Ces voitures peintes en bleue, rapidement reconnaissables dans les longues avenues ou les venelles d'Addis Abeba, ont connu leurs heures de gloire dans les années 1970 et 1980, lorsque l'Ethiopie, gigantesque pays d'Afrique de l'Est, était dirigée par le Derg, un régime militaire d'inspiration marxiste qui a noué des relations avec l'Union soviétique.
Et pour beaucoup, les jours des vieux modèles de Lada sont comptés.
"Pour réparer le moteur, il faudrait que je débourse entre 40.000 et 50.000 birr (entre 300 et 375 euros)", pour une voiture qui ne vaut aujourd'hui plus qu'environ 65.000 birr (490 euros), calcule Tesfahun Assefa, qui ne gagne qu'environ 500 birr (moins de quatre euros) par jour, après avoir déduit le coût de l'essence et de l'entretien.
Les autorités ont poussé ces dernières années les chauffeurs de véhicules anciens à les changer.
Mais pour Tesfahun Assefa, c'est hors de portée. "Certains de mes amis qui en avaient les moyens ont remplacé leur voiture, mais ceux comme moi qui n'en ont pas doivent s'en remettre à Dieu".
Dans le quartier Kechene Medhane Alem, dans le nord d'Addis Abeba, Tamiru Melaku, mécanicien, est penché sur le moteur poussiéreux d'une Lada. Ici, pas de garage, les réparations sont faites à l'extérieur, le long de la route.

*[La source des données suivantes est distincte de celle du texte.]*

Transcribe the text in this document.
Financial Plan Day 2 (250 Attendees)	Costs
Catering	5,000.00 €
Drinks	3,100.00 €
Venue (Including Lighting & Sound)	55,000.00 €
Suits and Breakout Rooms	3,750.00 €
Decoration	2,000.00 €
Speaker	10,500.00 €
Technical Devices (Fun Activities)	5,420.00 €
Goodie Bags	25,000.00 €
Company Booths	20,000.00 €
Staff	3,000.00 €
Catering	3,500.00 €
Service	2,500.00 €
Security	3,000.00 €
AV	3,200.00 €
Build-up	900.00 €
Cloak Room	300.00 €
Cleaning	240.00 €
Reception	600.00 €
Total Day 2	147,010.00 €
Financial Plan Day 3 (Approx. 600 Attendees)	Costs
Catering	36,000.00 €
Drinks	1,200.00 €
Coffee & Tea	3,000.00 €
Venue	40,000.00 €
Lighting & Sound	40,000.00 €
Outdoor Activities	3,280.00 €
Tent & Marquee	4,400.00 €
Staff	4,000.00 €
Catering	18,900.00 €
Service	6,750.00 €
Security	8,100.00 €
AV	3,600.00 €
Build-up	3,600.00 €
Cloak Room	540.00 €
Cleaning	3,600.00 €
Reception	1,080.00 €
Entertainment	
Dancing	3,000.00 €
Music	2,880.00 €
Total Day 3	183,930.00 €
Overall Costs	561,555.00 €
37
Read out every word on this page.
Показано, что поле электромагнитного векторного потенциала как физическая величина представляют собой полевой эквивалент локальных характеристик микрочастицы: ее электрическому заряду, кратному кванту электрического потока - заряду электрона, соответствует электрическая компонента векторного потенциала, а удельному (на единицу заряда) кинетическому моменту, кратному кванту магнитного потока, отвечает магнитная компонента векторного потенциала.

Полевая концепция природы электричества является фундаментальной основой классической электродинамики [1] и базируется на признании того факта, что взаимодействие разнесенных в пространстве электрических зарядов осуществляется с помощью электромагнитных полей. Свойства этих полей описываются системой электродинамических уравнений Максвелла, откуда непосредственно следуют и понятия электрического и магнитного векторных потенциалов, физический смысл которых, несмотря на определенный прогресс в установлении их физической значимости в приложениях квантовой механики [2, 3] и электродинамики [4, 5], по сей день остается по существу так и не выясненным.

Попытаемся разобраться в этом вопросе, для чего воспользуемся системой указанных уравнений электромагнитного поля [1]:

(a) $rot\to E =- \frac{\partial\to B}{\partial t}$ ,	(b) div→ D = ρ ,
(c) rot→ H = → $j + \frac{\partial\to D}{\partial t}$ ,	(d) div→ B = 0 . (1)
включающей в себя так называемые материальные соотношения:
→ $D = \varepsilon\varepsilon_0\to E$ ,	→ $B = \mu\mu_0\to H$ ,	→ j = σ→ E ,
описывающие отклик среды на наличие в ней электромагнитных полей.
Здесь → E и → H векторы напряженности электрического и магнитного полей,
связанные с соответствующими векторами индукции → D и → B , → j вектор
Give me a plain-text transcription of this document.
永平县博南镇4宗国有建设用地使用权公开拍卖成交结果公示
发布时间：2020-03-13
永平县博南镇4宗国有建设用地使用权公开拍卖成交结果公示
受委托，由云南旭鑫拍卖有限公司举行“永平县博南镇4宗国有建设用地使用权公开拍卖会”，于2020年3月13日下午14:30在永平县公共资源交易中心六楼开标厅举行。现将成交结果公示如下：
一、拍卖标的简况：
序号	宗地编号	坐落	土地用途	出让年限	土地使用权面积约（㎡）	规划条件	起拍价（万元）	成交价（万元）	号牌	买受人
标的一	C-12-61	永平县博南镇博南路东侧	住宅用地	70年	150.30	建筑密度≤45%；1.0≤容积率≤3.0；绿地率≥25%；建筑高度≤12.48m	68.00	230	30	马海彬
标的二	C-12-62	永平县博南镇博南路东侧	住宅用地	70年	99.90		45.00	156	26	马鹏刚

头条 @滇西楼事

"Malheureusement, les voitures Lada ne dureront peut-être pas encore 10 ans dans les rues, et peut-être même pas une seule année", souligne l'homme de 50 ans en bleu de travail, également président d'une amicale des Lada.
Tout en donnant de grands coups de maillets pour retirer une pièce défectueuse, il se dit "profondément triste de cette situation".
"L'une des principales raisons de la disparition de ces voitures est le manque de pièces de rechange (...) Pour réparer cette voiture, nous récupérons des composants de véhicules démontés, car les pièces neuves ne sont tout simplement pas disponibles", raconte-t-il.
Pour Yizengaw Yitayih, expert au sein du ministère des Transports et de la Logistique, qui précise "ne pas avoir de chiffres précis", "le nombre de Lada en circulation dans la capitale est en diminution depuis plusieurs années".
"Il devient de plus en plus difficile de se procurer des pièces détachées", explique-t-il notamment, tout en soulignant que "cela est une bonne chose, car ces véhicules sont remplacés par d'autres plus récents et moins polluants, comme des voitures électriques".
Autrefois utilisées pour le transport de personnes, les Lada sont aujourd'hui surtout employées pour le transport de marchandises.
Près d'un marché à Sidist Kilo, des dizaines de Lada sont stationnées en attendant les clients.
Mulugesa Hibdo Biramo vient d'acheter pommes de terre, tomates et agrumes qu'il a répartis entre le toit et le coffre d'une Lada.
Ces véhicules, qui "disparaissent petit à petit de la ville", ont "un rôle important pour transporter des biens, car certains services comme Ride (l'équivalent de Uber en Ethiopie, ndlr) ne le proposent pas", souligne-t-il.
Le marchand de 34 ans, qui s'apprête à parcourir une dizaine de kilomètres dans le véhicule aux suspensions usées, pense que les Lada auront bientôt disparu des rues d'Addis Abeba. Mais il y voit le signe d'une "transformation" nécessaire.